Usa 2024: ancora sondaggi per tutti i gusti, meno quelli democratici
Harris e Trump sono in perfetta parità nel voto popolare (48% a 48%), secondo l’ultimo sondaggio fatto da New York Times e Siena College: l’elettorato è raramente sembrato così equamente diviso, sottolinea il NYT, spiegando che il dato non è incoraggiante per la vice-presidente, considerato che nelle ultime elezioni i democratici hanno sempre avuto un vantaggio nel voto popolare anche quando hanno perso il Collegio elettorale e quindi la Casa Bianca. La precedente proiezione a inizio ottobre dava Harris in leggero vantaggio (49% a 46%).

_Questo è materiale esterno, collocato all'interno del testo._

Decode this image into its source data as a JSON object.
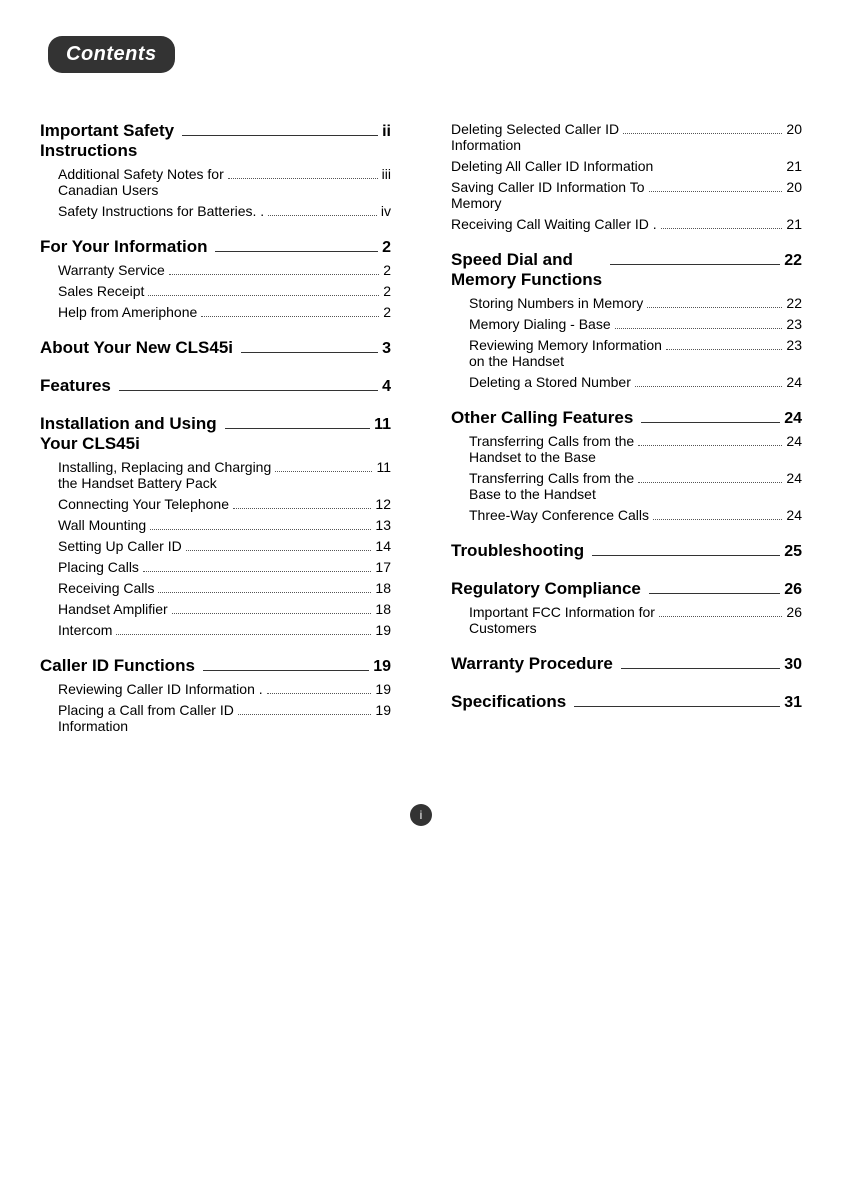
{
  "header": {
    "title": "Contents"
  },
  "left_column": {
    "sections": [
      {
        "id": "important-safety",
        "title": "Important Safety Instructions",
        "has_line": true,
        "page": "ii",
        "sub_entries": [
          {
            "label": "Additional Safety Notes for Canadian Users",
            "dots": true,
            "page": "iii"
          },
          {
            "label": "Safety Instructions for Batteries. .",
            "dots": false,
            "page": "iv"
          }
        ]
      },
      {
        "id": "for-your-information",
        "title": "For Your Information",
        "has_line": true,
        "page": "2",
        "sub_entries": [
          {
            "label": "Warranty Service",
            "dots": true,
            "page": "2"
          },
          {
            "label": "Sales Receipt",
            "dots": true,
            "page": "2"
          },
          {
            "label": "Help from Ameriphone",
            "dots": true,
            "page": "2"
          }
        ]
      },
      {
        "id": "about-your-new",
        "title": "About Your New CLS45i",
        "has_line": true,
        "page": "3",
        "sub_entries": []
      },
      {
        "id": "features",
        "title": "Features",
        "has_line": true,
        "page": "4",
        "sub_entries": []
      },
      {
        "id": "installation",
        "title": "Installation and Using Your CLS45i",
        "has_line": true,
        "page": "11",
        "sub_entries": [
          {
            "label": "Installing, Replacing and Charging the Handset Battery Pack",
            "dots": true,
            "page": "11"
          },
          {
            "label": "Connecting Your Telephone",
            "dots": true,
            "page": "12"
          },
          {
            "label": "Wall Mounting",
            "dots": true,
            "page": "13"
          },
          {
            "label": "Setting Up Caller ID",
            "dots": true,
            "page": "14"
          },
          {
            "label": "Placing Calls",
            "dots": true,
            "page": "17"
          },
          {
            "label": "Receiving Calls",
            "dots": true,
            "page": "18"
          },
          {
            "label": "Handset Amplifier",
            "dots": true,
            "page": "18"
          },
          {
            "label": "Intercom",
            "dots": true,
            "page": "19"
          }
        ]
      },
      {
        "id": "caller-id",
        "title": "Caller ID Functions",
        "has_line": true,
        "page": "19",
        "sub_entries": [
          {
            "label": "Reviewing Caller ID Information .",
            "dots": false,
            "page": "19"
          },
          {
            "label": "Placing a Call from Caller ID Information",
            "dots": true,
            "page": "19"
          }
        ]
      }
    ]
  },
  "right_column": {
    "sections": [
      {
        "id": "deleting-selected",
        "title": null,
        "sub_entries": [
          {
            "label": "Deleting Selected Caller ID Information",
            "dots": true,
            "page": "20"
          },
          {
            "label": "Deleting All Caller ID Information",
            "dots": false,
            "page": "21"
          },
          {
            "label": "Saving Caller ID Information To Memory",
            "dots": true,
            "page": "20"
          },
          {
            "label": "Receiving Call Waiting Caller ID .",
            "dots": false,
            "page": "21"
          }
        ]
      },
      {
        "id": "speed-dial",
        "title": "Speed Dial and Memory Functions",
        "has_line": true,
        "page": "22",
        "sub_entries": [
          {
            "label": "Storing Numbers in Memory",
            "dots": true,
            "page": "22"
          },
          {
            "label": "Memory Dialing - Base",
            "dots": true,
            "page": "23"
          },
          {
            "label": "Reviewing Memory Information on the Handset",
            "dots": true,
            "page": "23"
          },
          {
            "label": "Deleting a Stored Number",
            "dots": true,
            "page": "24"
          }
        ]
      },
      {
        "id": "other-calling",
        "title": "Other Calling Features",
        "has_line": true,
        "page": "24",
        "sub_entries": [
          {
            "label": "Transferring Calls from the Handset to the Base",
            "dots": true,
            "page": "24"
          },
          {
            "label": "Transferring Calls from the Base to the Handset",
            "dots": true,
            "page": "24"
          },
          {
            "label": "Three-Way Conference Calls",
            "dots": true,
            "page": "24"
          }
        ]
      },
      {
        "id": "troubleshooting",
        "title": "Troubleshooting",
        "has_line": true,
        "page": "25",
        "sub_entries": []
      },
      {
        "id": "regulatory",
        "title": "Regulatory Compliance",
        "has_line": true,
        "page": "26",
        "sub_entries": [
          {
            "label": "Important FCC Information for Customers",
            "dots": true,
            "page": "26"
          }
        ]
      },
      {
        "id": "warranty",
        "title": "Warranty Procedure",
        "has_line": true,
        "page": "30",
        "sub_entries": []
      },
      {
        "id": "specifications",
        "title": "Specifications",
        "has_line": true,
        "page": "31",
        "sub_entries": []
      }
    ]
  },
  "footer": {
    "page_number": "i"
  }
}
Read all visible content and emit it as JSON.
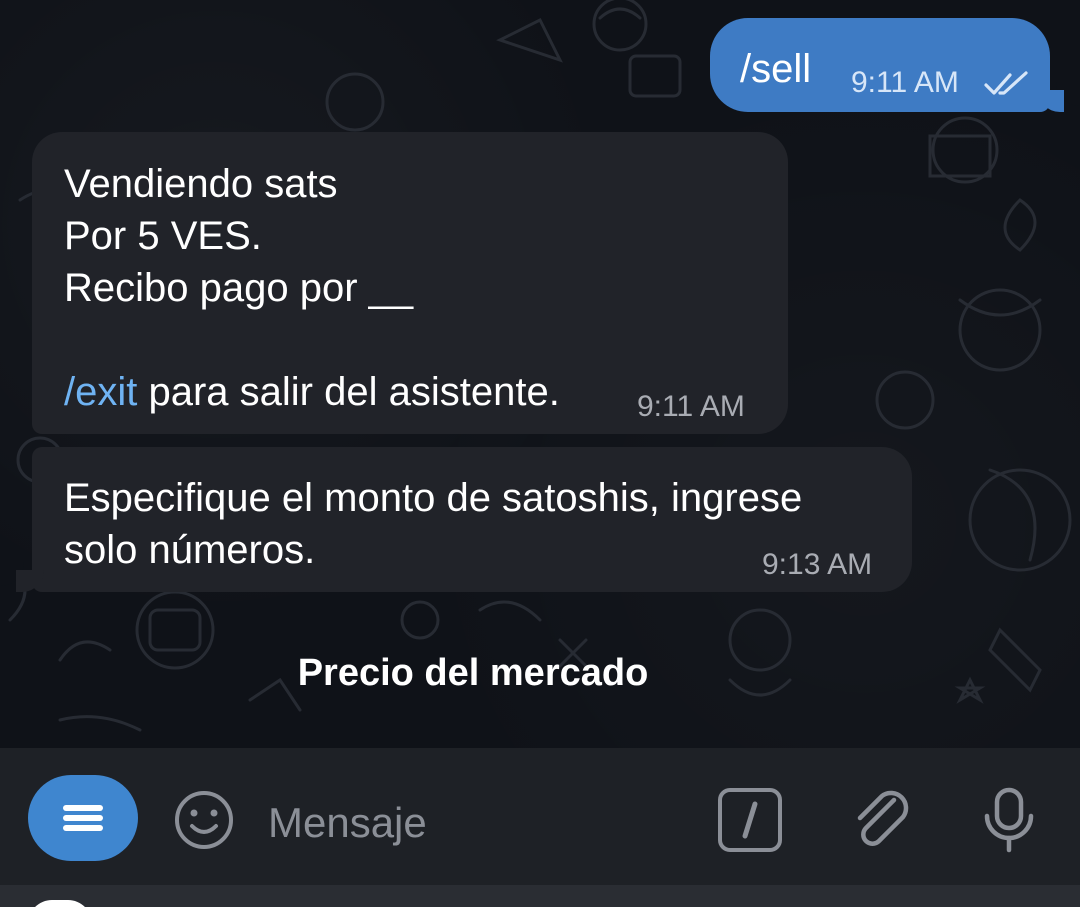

Per il sondaggio Reuters / Ipsos, Trump ha quasi spazzato via lo storico vantaggio dei democratici tra gli elettori ispanici maschi. Solo due punti separano il candidato repubblicano da Harris, 44% contro 46%. Nel 2020, contro Joe Biden, il divario era stato el 19%. La democratica sta guadagnando tuttavia consensi tra le donne bianche, che, sempre nel 2020, avevano preferito Trump a Biden: all’epoca Il magnate era stato avanti di12 punti ora lo è solo di 3, ossia 46% contro 43%.
Metà degli americani, infine, il 49%, considera Trump un “fascista”, il 22% lo pensa di Harris, secondo un sondaggio Abc/Ipsos fatto dopo le accuse dell’ex capo dello staff della CasaJ Bianca John Kelly. Stando al rilevamento, inoltre, il 65% degli elettori registrati sostiene che Trump dica “cose non vere”, contro il 49% che lo pensa della vice-presidente. Anche tra i sostenitori dell’ex presidente il 30% ritiene che dica “falsità”. I dati non sono però in sintonia con le intenzioni di voto fin qui manifestate, lasciando il dubbio che gli elettori intervistati non sappiano bene che significato attribuire al termine “fascista”.